January 24th, 20180 0

Background

The increasing availability of networked vehicles is creating new transformative opportunities for the automotive industry. With the right tools to safeguard privacy and security of users, the massive amount of data generated by connected cars can be leveraged to create groundbreaking new services such as remote onboard diagnostics, predictive maintenance, and personalized insurance plans.

We recently worked with Otonomo, a connected car startup, to migrate their cloud service from AWS to Azure. This startup provides a data exchange platform, which enables manufacturers, service providers, and application developers, to connect and exchange real-time automotive data. In order to provide real-time insight, Otonomo needed a scalable event processing architecture, capable of processing 10 million+ incoming messages per second from all the vehicles on their platform.

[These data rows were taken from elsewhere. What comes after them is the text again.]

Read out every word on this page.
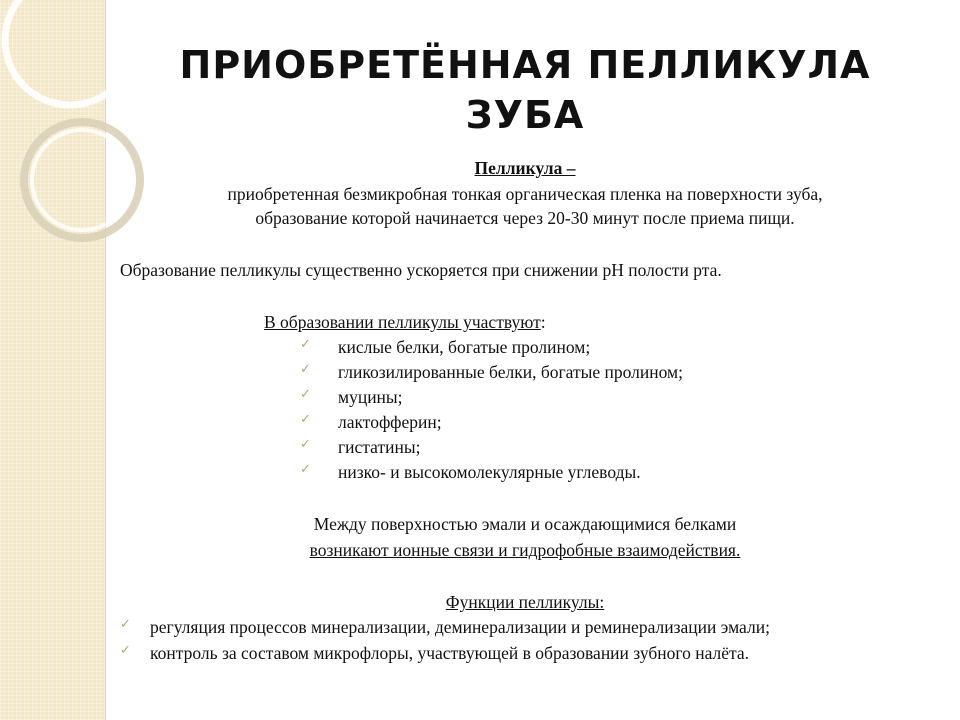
ПРИОБРЕТЁННАЯ ПЕЛЛИКУЛА
ЗУБА
Пелликула –
приобретенная безмикробная тонкая органическая пленка на поверхности зуба,
образование которой начинается через 20-30 минут после приема пищи.
Образование пелликулы существенно ускоряется при снижении pH полости рта.
В образовании пелликулы участвуют:
✓ кислые белки, богатые пролином;
✓ гликозилированные белки, богатые пролином;
✓ муцины;
✓ лактофферин;
✓ гистатины;
✓ низко- и высокомолекулярные углеводы.
Между поверхностью эмали и осаждающимися белками
возникают ионные связи и гидрофобные взаимодействия.
Функции пелликулы:
✓ регуляция процессов минерализации, деминерализации и реминерализации эмали;
✓ контроль за составом микрофлоры, участвующей в образовании зубного налёта.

Otonomo required that any event processing solution support Python so that it could be directly integrated into their application and data science workflow. Before the migration, the company used AWS Kinesis for their data ingestion service. However, the Kinesis Python SDK does not provide a native Python implementation; instead, it provides a set of bindings to a custom Java client. While such a solution enables scalable event processing in Python, developers pay an obfuscation price, since bindings at the Java layer are black boxed and cannot be debugged from Python. This code story outlines how we developed a solution for Otonomo to ingest Azure Event Hubs events at scale using Python and Kubernetes.

The Challenge

Azure Event Hubs

Azure Event Hubs is a highly scalable data streaming platform and event ingestion service, capable of receiving and processing millions of events per second. Event Hubs provides message streaming through a partitioned consumer pattern in which each consumer only reads a specific subset, a partition, of the message stream. This partition is an ordered sequence of events that is held in an event hub. As newer events arrive, they are added to the end of this sequence.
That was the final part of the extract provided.